泉のほとりに生えるケヤキの幹は川岸から斜めに立ち上がり、大枝は川の一部を覆うように張って大きな緑陰を形成しています。斜めに立ち上がった根元から水が湧いているので、幹の一部は水面に浮いたように見えます。主幹の基部には空洞があり、樹肌にも大きなコブがあって年老いた感じはしますが、大きく枝を張り、春には輝くばかりに新緑の葉を繁らせます。樹の根元には水神様が祀られていて、この樹も水神様とともに地域の人々からとても大切にされています。
また、水神様はあらゆる幸運の神様で、毎日お参りしていた人が欅水源の夢を見て多くの人が戦死した激戦地から生還したとか、温泉を掘り当てたとか、さまざまな幸運の話が現在まで続いています。水神様は樹の根元に祀られているので、大雨などにより幾度となく流されましたが、そのたびに地域の人によって祀り直されます。
欅水源は地域の人々の生活の中心です。以前は朝ここで手や顔を清め、樹の下に祀られた水神様を拝み、近くの両神社に参拝してから朝ご飯を食べていました。食事が済むとここで食器を洗い、その下流で洗濯をしていました。現在では上水道が完備して食器洗いや洗濯の光景は見られなくなりましたが、早朝にここで手を清めて両神社にお参りする人が多くいます。
小国両神社は、正式名は宮原(みやのはる)両神社といいます。水と農業の神である高橋宮と火の神である火宮の二柱の神を祀っているので両神社の名がついたそうです。毎年10月16日~18日に行われる秋の大祭には、広く小国全体から多くの人が集まります。幸せを願って、神幸行列の神輿の下をくぐる習慣があります。
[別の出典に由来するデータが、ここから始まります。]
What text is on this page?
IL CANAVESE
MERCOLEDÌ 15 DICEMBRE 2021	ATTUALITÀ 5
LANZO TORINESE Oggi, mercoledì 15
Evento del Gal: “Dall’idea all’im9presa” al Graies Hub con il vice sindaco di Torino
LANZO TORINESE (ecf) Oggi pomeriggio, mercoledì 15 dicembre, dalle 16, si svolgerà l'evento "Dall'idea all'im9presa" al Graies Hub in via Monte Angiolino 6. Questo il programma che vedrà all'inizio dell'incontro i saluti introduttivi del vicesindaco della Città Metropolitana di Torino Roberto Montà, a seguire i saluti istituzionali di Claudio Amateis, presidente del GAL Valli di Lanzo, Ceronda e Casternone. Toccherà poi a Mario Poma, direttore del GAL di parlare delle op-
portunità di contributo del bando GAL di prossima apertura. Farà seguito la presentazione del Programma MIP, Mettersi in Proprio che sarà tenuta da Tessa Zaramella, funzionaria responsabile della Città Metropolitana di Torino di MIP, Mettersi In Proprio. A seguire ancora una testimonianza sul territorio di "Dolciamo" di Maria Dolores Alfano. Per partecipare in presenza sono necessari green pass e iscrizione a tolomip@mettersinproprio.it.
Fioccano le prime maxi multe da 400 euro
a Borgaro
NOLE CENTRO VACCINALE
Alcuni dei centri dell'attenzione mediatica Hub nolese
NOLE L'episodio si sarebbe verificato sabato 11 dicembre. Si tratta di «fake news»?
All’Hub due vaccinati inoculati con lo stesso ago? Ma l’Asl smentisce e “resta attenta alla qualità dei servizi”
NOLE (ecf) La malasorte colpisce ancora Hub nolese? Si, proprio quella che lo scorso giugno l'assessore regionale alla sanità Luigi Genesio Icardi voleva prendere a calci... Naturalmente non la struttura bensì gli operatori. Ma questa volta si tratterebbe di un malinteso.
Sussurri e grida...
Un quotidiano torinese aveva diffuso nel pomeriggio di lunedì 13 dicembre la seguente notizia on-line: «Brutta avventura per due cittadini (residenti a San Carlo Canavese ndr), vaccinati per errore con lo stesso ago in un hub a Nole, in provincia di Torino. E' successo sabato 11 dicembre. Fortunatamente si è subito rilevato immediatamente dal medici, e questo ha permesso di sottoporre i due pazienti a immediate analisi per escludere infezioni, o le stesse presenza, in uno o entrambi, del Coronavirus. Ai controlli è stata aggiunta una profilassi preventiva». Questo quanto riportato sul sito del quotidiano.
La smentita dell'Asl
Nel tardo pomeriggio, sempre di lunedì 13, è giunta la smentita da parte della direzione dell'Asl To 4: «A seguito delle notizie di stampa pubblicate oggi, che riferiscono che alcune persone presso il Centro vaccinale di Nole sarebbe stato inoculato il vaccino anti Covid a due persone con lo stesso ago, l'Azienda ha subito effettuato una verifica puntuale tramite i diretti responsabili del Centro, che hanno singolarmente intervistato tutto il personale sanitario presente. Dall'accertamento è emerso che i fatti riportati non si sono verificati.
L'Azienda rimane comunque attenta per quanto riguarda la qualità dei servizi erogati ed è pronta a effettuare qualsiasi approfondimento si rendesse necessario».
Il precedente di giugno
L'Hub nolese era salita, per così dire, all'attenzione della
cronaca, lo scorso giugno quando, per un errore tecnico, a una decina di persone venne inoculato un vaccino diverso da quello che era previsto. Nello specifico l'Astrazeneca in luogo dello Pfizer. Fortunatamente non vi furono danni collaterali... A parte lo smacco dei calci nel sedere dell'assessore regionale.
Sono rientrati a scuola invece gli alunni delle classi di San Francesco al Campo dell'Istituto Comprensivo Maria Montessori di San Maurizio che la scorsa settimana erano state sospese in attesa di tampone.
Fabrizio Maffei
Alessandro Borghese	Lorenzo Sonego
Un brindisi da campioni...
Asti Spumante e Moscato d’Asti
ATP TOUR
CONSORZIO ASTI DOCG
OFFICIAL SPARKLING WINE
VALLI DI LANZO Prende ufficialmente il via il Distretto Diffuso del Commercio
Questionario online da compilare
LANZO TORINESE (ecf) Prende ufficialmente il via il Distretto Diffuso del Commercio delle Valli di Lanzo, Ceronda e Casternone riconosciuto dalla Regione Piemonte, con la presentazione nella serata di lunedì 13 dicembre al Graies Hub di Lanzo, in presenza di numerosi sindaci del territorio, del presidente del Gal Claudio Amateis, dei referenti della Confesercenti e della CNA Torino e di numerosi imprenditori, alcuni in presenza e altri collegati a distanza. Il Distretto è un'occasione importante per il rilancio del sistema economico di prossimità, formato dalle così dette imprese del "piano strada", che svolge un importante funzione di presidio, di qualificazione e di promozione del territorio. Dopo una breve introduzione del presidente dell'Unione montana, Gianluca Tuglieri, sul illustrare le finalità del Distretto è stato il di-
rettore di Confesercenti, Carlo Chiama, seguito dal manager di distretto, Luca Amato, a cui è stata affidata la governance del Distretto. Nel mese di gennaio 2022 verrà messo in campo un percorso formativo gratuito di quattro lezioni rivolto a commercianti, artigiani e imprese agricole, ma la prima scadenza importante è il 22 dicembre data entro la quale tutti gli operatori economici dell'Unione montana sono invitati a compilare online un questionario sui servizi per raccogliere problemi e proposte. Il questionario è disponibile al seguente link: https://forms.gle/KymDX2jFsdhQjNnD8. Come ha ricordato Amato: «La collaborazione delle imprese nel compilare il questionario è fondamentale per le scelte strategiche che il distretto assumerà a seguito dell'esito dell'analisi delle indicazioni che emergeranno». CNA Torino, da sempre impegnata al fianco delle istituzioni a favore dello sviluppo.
また、両神社は富くじの神様とも呼ばれ、文政元年(1818)から明治維新のころまで富くじの発行が行われていたそうです。その昔、この近くの商家・橋本順左衛門が毎日欅水源で身を清め、水神様と両神社に手を合わせお参りすることを続けていて富くじが当たりました。そこで順左衛門は水神様に感謝して、家並みの続く表通りから欅水源まで川石だらけの通り道に、町の人たちが歩きやすいようにと石畳を敷きました。それ以後この道は「富くじの道」と呼ばれるようになり、その一部は現在も残っています。